Social media’s effect on songs isn’t always music to our ears

Image by: Rida Chaudhry
Tiktok songs are catchy but unholy.

Media is becoming more truncated than ever, with short-form entertainment becoming not only a preference but a necessity. Attention spans are shrinking. People now struggle to watch a two-hour movie without looking at their phones. It’s becoming impossible to read a book.

An often-overlooked victim of shortening attention spans is music. TikTok has redefined the way we interact with and consume music. It has also completely changed how artists are discovered and attract attention.

TikTok has increased young, ambitious artists’ discoverability, sure, but this is a mixed blessing: as TikTok becomes the dominant means of connecting listeners with new artists, musicians are incentivized to craft their work for TikTok. The result is snappy choruses within songs bereft of value or verve within their verses or production.

Take, for instance, the recent Grammy winner “Unholy.” The song has a catchy, debaucherous chorus, but outside of its 30 seconds of glory, it’s all droning production and lazy, lame verses. The song seems to have been composed with thirst-trap TikToks in mind.

As music becomes shortened and small portions of the song are popularized, music is fractured and fragmented. Songs under three minutes are the norm now. The emphasis is not upon crafting a beautiful, cohesive whole, but on seconds worth of catchy production and vocals well-suited to short-form social media. 

Most people have heard the chorus of “Unholy,” but far fewer have sat through the entire song. Remember when Lil Yachty’s “Poland” was leaked? The song was 83 seconds long, but it became a viral sensation. 

People’s appetite for longer songs—or even ones that are four minutes—is waning. “Poland” is catchy, no doubt, but its TikTok-induced popularity eclipses any fame most talented and careful musicians will ever achieve.

It’s discouraging. What are aspiring artists supposed to do when a song primarily composed of taking “the Wock to Poland” achieves viral fame? You don’t need a good album anymore to sell music. 
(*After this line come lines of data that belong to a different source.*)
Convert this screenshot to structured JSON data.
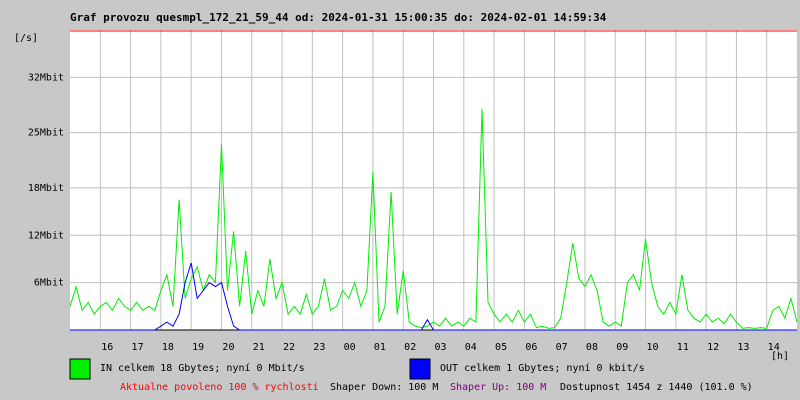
{
  "chart_data": {
    "type": "line",
    "title": "Graf provozu quesmpl_172_21_59_44 od: 2024-01-31 15:00:35 do: 2024-02-01 14:59:34",
    "ylabel": "[/s]",
    "xlabel": "[h]",
    "x": [
      0,
      0.2,
      0.4,
      0.6,
      0.8,
      1,
      1.2,
      1.4,
      1.6,
      1.8,
      2,
      2.2,
      2.4,
      2.6,
      2.8,
      3,
      3.2,
      3.4,
      3.6,
      3.8,
      4,
      4.2,
      4.4,
      4.6,
      4.8,
      5,
      5.2,
      5.4,
      5.6,
      5.8,
      6,
      6.2,
      6.4,
      6.6,
      6.8,
      7,
      7.2,
      7.4,
      7.6,
      7.8,
      8,
      8.2,
      8.4,
      8.6,
      8.8,
      9,
      9.2,
      9.4,
      9.6,
      9.8,
      10,
      10.2,
      10.4,
      10.6,
      10.8,
      11,
      11.2,
      11.4,
      11.6,
      11.8,
      12,
      12.2,
      12.4,
      12.6,
      12.8,
      13,
      13.2,
      13.4,
      13.6,
      13.8,
      14,
      14.2,
      14.4,
      14.6,
      14.8,
      15,
      15.2,
      15.4,
      15.6,
      15.8,
      16,
      16.2,
      16.4,
      16.6,
      16.8,
      17,
      17.2,
      17.4,
      17.6,
      17.8,
      18,
      18.2,
      18.4,
      18.6,
      18.8,
      19,
      19.2,
      19.4,
      19.6,
      19.8,
      20,
      20.2,
      20.4,
      20.6,
      20.8,
      21,
      21.2,
      21.4,
      21.6,
      21.8,
      22,
      22.2,
      22.4,
      22.6,
      22.8,
      23,
      23.2,
      23.4,
      23.6,
      23.8,
      24
    ],
    "series": [
      {
        "name": "IN celkem 18 Gbytes; nyní 0 Mbit/s",
        "color": "#00ee00",
        "values": [
          3,
          5.5,
          2.5,
          3.5,
          2,
          3,
          3.5,
          2.5,
          4,
          3,
          2.5,
          3.5,
          2.5,
          3,
          2.5,
          5,
          7,
          3,
          16.5,
          4,
          6.5,
          8,
          5,
          7,
          6,
          23.5,
          5,
          12.5,
          3,
          10,
          2,
          5,
          3,
          9,
          4,
          6,
          2,
          3,
          2,
          4.5,
          2,
          3,
          6.5,
          2.5,
          3,
          5,
          4,
          6,
          3,
          5,
          20,
          1,
          3,
          17.5,
          2,
          7.5,
          1,
          0.5,
          0.3,
          0.5,
          1,
          0.5,
          1.5,
          0.5,
          1,
          0.5,
          1.5,
          1,
          28,
          3.5,
          2,
          1,
          2,
          1,
          2.5,
          1,
          2,
          0.3,
          0.5,
          0.2,
          0.3,
          1.5,
          6,
          11,
          6.5,
          5.5,
          7,
          5,
          1,
          0.5,
          1,
          0.5,
          6,
          7,
          5,
          11.5,
          6,
          3,
          2,
          3.5,
          2,
          7,
          2.5,
          1.5,
          1,
          2,
          1,
          1.5,
          0.8,
          2,
          1,
          0.2,
          0.3,
          0.2,
          0.3,
          0.2,
          2.5,
          3,
          1.5,
          4,
          1
        ]
      },
      {
        "name": "OUT celkem 1 Gbytes; nyní 0 kbit/s",
        "color": "#0000ff",
        "values": [
          0,
          0,
          0,
          0,
          0,
          0,
          0,
          0,
          0,
          0,
          0,
          0,
          0,
          0,
          0,
          0.5,
          1,
          0.5,
          2,
          6,
          8.5,
          4,
          5,
          6,
          5.5,
          6,
          3,
          0.5,
          0,
          0,
          0,
          0,
          0,
          0,
          0,
          0,
          0,
          0,
          0,
          0,
          0,
          0,
          0,
          0,
          0,
          0,
          0,
          0,
          0,
          0,
          0,
          0,
          0,
          0,
          0,
          0,
          0,
          0,
          0,
          1.3,
          0,
          0,
          0,
          0,
          0,
          0,
          0,
          0,
          0,
          0,
          0,
          0,
          0,
          0,
          0,
          0,
          0,
          0,
          0,
          0,
          0,
          0,
          0,
          0,
          0,
          0,
          0,
          0,
          0,
          0,
          0,
          0,
          0,
          0,
          0,
          0,
          0,
          0,
          0,
          0,
          0,
          0,
          0,
          0,
          0,
          0,
          0,
          0,
          0,
          0,
          0,
          0,
          0,
          0,
          0,
          0,
          0,
          0,
          0,
          0,
          0
        ]
      }
    ],
    "xlim": [
      0,
      24
    ],
    "xticks": [
      {
        "value": 1,
        "label": "16"
      },
      {
        "value": 2,
        "label": "17"
      },
      {
        "value": 3,
        "label": "18"
      },
      {
        "value": 4,
        "label": "19"
      },
      {
        "value": 5,
        "label": "20"
      },
      {
        "value": 6,
        "label": "21"
      },
      {
        "value": 7,
        "label": "22"
      },
      {
        "value": 8,
        "label": "23"
      },
      {
        "value": 9,
        "label": "00"
      },
      {
        "value": 10,
        "label": "01"
      },
      {
        "value": 11,
        "label": "02"
      },
      {
        "value": 12,
        "label": "03"
      },
      {
        "value": 13,
        "label": "04"
      },
      {
        "value": 14,
        "label": "05"
      },
      {
        "value": 15,
        "label": "06"
      },
      {
        "value": 16,
        "label": "07"
      },
      {
        "value": 17,
        "label": "08"
      },
      {
        "value": 18,
        "label": "09"
      },
      {
        "value": 19,
        "label": "10"
      },
      {
        "value": 20,
        "label": "11"
      },
      {
        "value": 21,
        "label": "12"
      },
      {
        "value": 22,
        "label": "13"
      },
      {
        "value": 23,
        "label": "14"
      }
    ],
    "ylim": [
      0,
      38
    ],
    "yticks": [
      {
        "value": 6,
        "label": "6Mbit"
      },
      {
        "value": 12,
        "label": "12Mbit"
      },
      {
        "value": 18,
        "label": "18Mbit"
      },
      {
        "value": 25,
        "label": "25Mbit"
      },
      {
        "value": 32,
        "label": "32Mbit"
      }
    ],
    "grid": true,
    "annotations": [
      {
        "text": "Aktualne povoleno 100 % rychlosti",
        "color": "#ff0000"
      },
      {
        "text": "Shaper Down: 100 M",
        "color": "#000000"
      },
      {
        "text": "Shaper Up: 100 M",
        "color": "#800080"
      },
      {
        "text": "Dostupnost 1454 z 1440 (101.0 %)",
        "color": "#000000"
      }
    ]
  }
}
You don’t even need a good song. Viral music encourages thoughtless composition and tracks which are primarily composed to soundtrack short videos.

There are some upsides to TikTok, though. The platform can increase the discoverability of emerging artists while allowing listeners to connect with producers. The popularity of slowed or sped up remixes has lowered the barrier of entry into the industry for those interested in experimenting with music.

The increasing brevity of music is ultimately symptomatic of popular culture at large. We have become so accustomed to constant consumption and sensory stimulation that if a song doesn’t hook us within seconds, we skip it.

We must pay close attention to what we pay attention to. As everyone constantly vies for our views and for our time, your attention is the most valuable thing you can give. 

The existence of minute-long songs is not a scourge threatening the fabric of humanity. Nobody wants to see the day when the Billboard Hot 100 is composed of “Unholy” clones and an army of postable audio files devoid of any joy. 

We are becoming sensation machines, mindless to anything which doesn’t immediately stimulate us without our engagement. Art is changing to suit our tastes. Beautiful lyricism and mindful composition slip over us, gone without the attention they deserve.